For those of you who think that I'm just living in my happy little baby bubble and don't ever stop to think about everything that we have been through over the past several years, here is a post for you. Of course I think about it, all the time. I still pop onto IVFC pretty regularly to keep up with you guys over there, though I can't really bring myself to read too much about people who are actively cycling. It is too hard to remember all that pain. Unless I already have a "relationship" with someone on the boards, I just can't get involved in a new story - there are just too many women out there who are still struggling and of course I feel for all of them, but I just can't go there. It is still too painful for me.

They say that the sense of smell is the most evocative of past memories, and I couldn't agree more. The other day I needed to disinfect a blister on my foot, so I got out the alcohol. As soon as I opened the bottle, the smell was overwhelming. All of a sudden I was standing in the kitchen of our previous apartment with all my meds and syringes spread out on the counter in front of me, wiping my belly with an alcohol swab, preparing to give myself the first, second, third, fourth, or even fifth shot of the day. It was such a powerful blast of memory, it almost made me cry.

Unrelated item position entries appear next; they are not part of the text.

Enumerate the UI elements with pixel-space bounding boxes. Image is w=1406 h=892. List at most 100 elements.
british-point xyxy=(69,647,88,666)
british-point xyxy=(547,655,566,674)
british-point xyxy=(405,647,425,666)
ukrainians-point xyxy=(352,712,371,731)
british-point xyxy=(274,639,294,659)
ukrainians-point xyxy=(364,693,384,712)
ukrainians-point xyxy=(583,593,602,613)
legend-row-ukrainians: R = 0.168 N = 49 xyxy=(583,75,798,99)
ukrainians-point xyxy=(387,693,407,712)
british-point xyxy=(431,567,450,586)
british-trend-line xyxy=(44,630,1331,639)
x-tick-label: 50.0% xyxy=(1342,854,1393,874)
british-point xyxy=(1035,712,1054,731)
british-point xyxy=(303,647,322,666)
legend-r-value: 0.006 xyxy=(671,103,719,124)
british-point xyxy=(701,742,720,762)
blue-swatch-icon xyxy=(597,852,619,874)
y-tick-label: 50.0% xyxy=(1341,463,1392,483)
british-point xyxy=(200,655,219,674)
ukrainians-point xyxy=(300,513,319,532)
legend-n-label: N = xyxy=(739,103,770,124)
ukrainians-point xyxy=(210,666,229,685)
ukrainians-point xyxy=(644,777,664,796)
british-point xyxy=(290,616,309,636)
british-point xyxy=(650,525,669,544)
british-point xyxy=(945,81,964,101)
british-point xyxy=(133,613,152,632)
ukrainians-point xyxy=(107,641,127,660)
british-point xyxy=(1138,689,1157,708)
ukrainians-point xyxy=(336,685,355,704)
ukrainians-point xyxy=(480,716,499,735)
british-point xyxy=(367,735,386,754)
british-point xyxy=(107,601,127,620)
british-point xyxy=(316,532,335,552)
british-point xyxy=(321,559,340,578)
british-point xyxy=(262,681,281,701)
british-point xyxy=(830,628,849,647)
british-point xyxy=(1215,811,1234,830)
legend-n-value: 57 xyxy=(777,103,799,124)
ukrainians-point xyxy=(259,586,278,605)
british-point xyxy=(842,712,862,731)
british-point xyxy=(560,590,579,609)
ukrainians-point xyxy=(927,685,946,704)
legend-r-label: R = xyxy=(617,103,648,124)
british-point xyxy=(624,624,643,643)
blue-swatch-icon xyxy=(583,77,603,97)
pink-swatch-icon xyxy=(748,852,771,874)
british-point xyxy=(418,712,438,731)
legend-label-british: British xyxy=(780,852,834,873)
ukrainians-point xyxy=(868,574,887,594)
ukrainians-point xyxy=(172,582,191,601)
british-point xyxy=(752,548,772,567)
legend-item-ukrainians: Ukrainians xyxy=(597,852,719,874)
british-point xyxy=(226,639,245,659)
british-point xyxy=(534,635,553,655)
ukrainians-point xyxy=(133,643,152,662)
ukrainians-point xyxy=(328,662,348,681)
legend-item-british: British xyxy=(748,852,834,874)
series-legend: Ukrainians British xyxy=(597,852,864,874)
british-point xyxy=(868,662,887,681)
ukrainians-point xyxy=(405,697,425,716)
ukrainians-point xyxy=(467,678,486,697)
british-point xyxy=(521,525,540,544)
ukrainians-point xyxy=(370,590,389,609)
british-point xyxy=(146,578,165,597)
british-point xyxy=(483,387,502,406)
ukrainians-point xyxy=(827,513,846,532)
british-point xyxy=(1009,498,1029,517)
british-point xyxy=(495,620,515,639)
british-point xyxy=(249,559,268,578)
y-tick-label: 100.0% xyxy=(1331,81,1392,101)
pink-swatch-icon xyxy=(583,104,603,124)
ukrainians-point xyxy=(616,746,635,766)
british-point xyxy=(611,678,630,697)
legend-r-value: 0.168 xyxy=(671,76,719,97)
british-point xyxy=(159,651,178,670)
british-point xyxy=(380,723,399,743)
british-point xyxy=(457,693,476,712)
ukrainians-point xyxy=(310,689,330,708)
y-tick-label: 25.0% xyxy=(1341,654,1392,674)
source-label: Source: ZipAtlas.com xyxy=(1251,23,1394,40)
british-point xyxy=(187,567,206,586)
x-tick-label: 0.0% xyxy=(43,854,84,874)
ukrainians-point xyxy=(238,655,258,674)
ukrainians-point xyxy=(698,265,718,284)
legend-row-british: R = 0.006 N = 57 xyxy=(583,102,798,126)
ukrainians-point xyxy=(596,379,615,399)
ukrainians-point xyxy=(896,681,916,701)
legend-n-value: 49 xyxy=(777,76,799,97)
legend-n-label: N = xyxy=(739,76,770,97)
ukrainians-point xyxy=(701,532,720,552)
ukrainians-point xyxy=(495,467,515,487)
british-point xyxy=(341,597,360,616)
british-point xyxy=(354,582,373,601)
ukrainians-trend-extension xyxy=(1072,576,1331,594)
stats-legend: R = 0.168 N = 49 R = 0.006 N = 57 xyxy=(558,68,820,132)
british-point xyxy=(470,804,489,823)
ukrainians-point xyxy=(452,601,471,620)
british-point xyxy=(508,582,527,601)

Also the other day, I was cutting up a nice fresh pineapple for a fruit salad. That also brought me back to several transfers when I decided that I would try eating pineapple to help with implantation (even the last transfer, which was successful - but most likely because of nice healthy donor eggs and nothing to do with eating pineapple). This time I got to cut out the core and throw it away, rather than including a bit of the chewy, fibrous part in every bite. And in fact, there is still some of that pineapple in the fridge right now - I think I'll go have some.